You do not need lots of runners to provide gripping entertainment. Indeed, it could well be argued that the fewer distractions there are the better, providing what is left is good enough.
The Christy 1965 Chase at Ascot on Saturday certainly was good enough. There were just three runners, but one was a dual Champion Chase winner, unbeaten over fences, in Altior, and another was a brilliant fast-time winner twice at the course and distance in the spring, in CYRNAME.
Something had to give, and, in the event, that something was Altior, but not until after we had a proper set-to between the two. The margin was two and a quarter lengths at the line. As a spectacle it was enthralling from start to finish.
The problem with small-field races is that there is a higher possibility that one or other of the principals will have underperformed, and that what you saw was not all that it seemed. In larger fields, underperformance tends to be more obvious and result in finishing further down the field.
Which is one of the compelling reasons why time analysis is so potent. You can outrun your rivals despite not actually performing all that well, but you cannot outrun the clock, or so the theory goes.
Analysis of overall times is quite a complicated matter, and involves, among other things, accurate standard times. I wrote on the subject in The Timeform Knowledge a few years ago.
Suffice to say, where this year’s Christy Chase is concerned, that Cyrname appeared to put up a top-notch time again to back up the visual impression.
There were only three chases on the card, and only one over this distance of an extended two miles and five furlongs, but the overall time compares well to established benchmarks once the relevant allowances have been made.
It is likely, but not certain, that Cyrname ran very fast again on Saturday, and that Altior was little, if anything, below his best.
In order to run a good overall time, you need to run efficient sectionals, of course.

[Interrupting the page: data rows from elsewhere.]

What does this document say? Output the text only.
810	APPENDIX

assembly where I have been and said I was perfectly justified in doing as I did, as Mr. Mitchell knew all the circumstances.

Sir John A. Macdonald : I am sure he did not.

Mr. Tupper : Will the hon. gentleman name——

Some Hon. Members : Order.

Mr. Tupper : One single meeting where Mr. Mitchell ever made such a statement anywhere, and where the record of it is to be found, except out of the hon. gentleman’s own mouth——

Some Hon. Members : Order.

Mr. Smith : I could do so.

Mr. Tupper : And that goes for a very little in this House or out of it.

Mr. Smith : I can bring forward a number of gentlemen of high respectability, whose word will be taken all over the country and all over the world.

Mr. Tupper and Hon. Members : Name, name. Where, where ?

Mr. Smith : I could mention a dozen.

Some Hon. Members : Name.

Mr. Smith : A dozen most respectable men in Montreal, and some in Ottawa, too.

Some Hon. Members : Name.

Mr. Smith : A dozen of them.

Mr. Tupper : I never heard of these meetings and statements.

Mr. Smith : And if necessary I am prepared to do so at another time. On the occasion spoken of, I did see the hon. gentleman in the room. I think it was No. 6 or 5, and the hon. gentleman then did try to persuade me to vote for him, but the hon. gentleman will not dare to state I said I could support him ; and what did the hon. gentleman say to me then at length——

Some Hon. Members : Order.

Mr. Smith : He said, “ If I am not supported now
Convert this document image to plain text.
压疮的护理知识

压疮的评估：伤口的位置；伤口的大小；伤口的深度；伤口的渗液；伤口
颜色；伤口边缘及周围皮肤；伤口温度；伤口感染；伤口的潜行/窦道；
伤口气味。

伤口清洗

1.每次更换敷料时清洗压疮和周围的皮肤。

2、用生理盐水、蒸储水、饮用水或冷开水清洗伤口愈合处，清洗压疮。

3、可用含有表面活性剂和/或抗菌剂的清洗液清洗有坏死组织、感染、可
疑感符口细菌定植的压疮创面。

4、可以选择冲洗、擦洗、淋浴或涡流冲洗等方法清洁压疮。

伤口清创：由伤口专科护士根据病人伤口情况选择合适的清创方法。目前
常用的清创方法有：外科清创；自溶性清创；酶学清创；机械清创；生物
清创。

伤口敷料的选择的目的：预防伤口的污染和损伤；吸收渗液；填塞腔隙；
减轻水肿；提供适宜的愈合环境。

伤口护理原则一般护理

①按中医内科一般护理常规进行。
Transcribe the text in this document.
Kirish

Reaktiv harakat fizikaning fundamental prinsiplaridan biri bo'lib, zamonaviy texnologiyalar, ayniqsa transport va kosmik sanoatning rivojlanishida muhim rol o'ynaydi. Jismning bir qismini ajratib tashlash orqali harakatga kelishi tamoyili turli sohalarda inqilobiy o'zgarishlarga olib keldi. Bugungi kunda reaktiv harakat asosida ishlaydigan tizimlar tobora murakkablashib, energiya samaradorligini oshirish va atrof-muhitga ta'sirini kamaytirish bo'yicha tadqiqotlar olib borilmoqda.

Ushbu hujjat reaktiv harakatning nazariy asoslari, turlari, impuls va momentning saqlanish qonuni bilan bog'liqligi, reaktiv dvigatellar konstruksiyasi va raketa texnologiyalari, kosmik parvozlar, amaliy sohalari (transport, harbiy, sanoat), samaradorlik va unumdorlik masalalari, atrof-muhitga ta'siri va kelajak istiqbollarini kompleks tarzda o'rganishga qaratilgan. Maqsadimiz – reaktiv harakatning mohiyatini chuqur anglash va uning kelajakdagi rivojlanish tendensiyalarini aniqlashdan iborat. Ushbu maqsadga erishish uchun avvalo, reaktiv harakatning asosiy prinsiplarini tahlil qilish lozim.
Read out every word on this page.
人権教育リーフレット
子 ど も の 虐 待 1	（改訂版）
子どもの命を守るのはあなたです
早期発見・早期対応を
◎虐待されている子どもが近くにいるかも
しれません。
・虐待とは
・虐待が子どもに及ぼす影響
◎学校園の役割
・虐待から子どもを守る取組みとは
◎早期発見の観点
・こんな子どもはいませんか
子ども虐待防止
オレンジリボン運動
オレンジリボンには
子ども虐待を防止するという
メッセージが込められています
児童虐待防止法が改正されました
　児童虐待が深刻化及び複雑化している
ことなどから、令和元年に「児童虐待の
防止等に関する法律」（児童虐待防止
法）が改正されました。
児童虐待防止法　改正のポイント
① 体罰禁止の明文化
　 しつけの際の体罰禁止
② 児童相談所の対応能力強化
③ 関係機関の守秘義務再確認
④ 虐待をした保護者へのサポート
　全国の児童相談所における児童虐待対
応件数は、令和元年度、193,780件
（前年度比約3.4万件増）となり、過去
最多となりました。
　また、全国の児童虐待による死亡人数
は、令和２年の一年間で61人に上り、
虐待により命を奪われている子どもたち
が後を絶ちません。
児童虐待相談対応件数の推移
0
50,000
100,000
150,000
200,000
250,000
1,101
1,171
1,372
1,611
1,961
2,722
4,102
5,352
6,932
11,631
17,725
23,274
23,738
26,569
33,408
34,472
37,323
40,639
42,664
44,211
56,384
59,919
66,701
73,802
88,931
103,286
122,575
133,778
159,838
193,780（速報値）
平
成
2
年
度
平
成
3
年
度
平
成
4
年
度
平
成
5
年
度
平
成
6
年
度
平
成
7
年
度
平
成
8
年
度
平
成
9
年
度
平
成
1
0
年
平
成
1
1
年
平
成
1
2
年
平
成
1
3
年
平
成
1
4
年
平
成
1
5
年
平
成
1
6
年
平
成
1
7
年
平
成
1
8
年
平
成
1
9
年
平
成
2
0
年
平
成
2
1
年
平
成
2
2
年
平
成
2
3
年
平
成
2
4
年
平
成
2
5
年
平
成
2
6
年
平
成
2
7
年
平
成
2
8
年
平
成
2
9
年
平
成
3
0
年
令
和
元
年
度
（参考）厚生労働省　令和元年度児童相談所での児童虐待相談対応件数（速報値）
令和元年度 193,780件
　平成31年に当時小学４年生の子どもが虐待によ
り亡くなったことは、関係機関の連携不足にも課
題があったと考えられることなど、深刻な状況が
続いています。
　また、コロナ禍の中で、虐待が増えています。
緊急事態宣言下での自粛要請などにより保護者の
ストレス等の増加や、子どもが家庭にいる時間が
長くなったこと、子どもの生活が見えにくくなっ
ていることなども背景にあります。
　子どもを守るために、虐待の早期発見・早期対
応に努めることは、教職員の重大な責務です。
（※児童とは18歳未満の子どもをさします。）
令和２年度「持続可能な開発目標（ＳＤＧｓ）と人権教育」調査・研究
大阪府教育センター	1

That is one reason why measuring sectionals is important over jumps, and why Total Performance Data now cover jumps racing in similar detail to the flat, with the figures displayed in the Results Section on this site.
Ascot is not one of the courses covered, but it is possible to perform sectional analysis manually with a bit of effort. That is what some professionals have been doing for a long time now.
By using historical times which were fast compared to what might be expected of the horses concerned, and by measuring the by-obstacle splits which gave rise to them, we can produce sectional pars.
In this instance, I have mapped those pars to an overall time (5m 20.0s) which would have produced a 170 timefigure in Saturday’s race. The official time recorded by Cyrname according to the BHA website was 5m 19.0s, which is confirmed by video analysis.
The fluctuations in that graph are fairly small. The pace between the first and second fences was steady – with Cyrname losing six lengths compared to par – but it was pretty honest thereafter.
Cyrname made up that shortfall and a little more besides by the sixth, eased off the accelerator slightly mid-race, but had his foot to the boards from five out.
From that point, Cyrname forged on relentlessly, running the last three sections two lengths, four lengths and finally two lengths quicker than that 170-rated par given the conditions. His energy had been conserved to deliver the coup de grace at the end, if he still had enough left. He did.
This was copybook stuff from his jockey Harry Cobden.
What is perhaps most interesting is what the figures tell us about Altior. To a significant degree, he danced to Cyrname’s tune, but he got to the closing stages just a couple of lengths down, having gone a pace that should be comfortably sustainable for a horse of his calibre. And he saw his race out well, just not better than Cyrname, as he needed to.
It is possible to argue that Altior is a better horse under different circumstances – personally, I would not – but less plausible to suggest that he was beaten for stamina here. He was travelling slightly less well than his rival from some way out but stuck to his task. The figures underline just what a task that was.
Striding analysis does not count for as much over jumps as it can do on the flat, or at least that is what I have discovered. The correlation between leg speed (aka cadence) and stamina still exists, but the curve flattens as distance increases and things become less black and white.
Nonetheless, Cyrname and Altior stride remarkably similarly and like horses whose best distances should be at beyond two miles (something I observed about Altior on these pages about 12 months ago).
Cyrname’s cadence in the closing stages, derived from sophisticated video analysis, was: 2.04 strides/second, 2.11, and finally 2.08. Altior’s was 2.01, 2.11 and finally 2.02.
If anything, Altior may be the more likely to get the three miles of Kempton’s King George V Chase, though that is likely to be right at the upper end of his stamina.
The only reason, that I can see, for returning Altior to two miles after Saturday is that competition may be less demanding at that trip. Cyrname bestrides the two-and-a-half mile chasing division and Altior will do well to get the better of him judged on Saturday.
But, as we have seen already, Cyrname is neither the most versatile nor the most consistent. Every match deserves a rematch: there is mileage in this equine rivalry yet!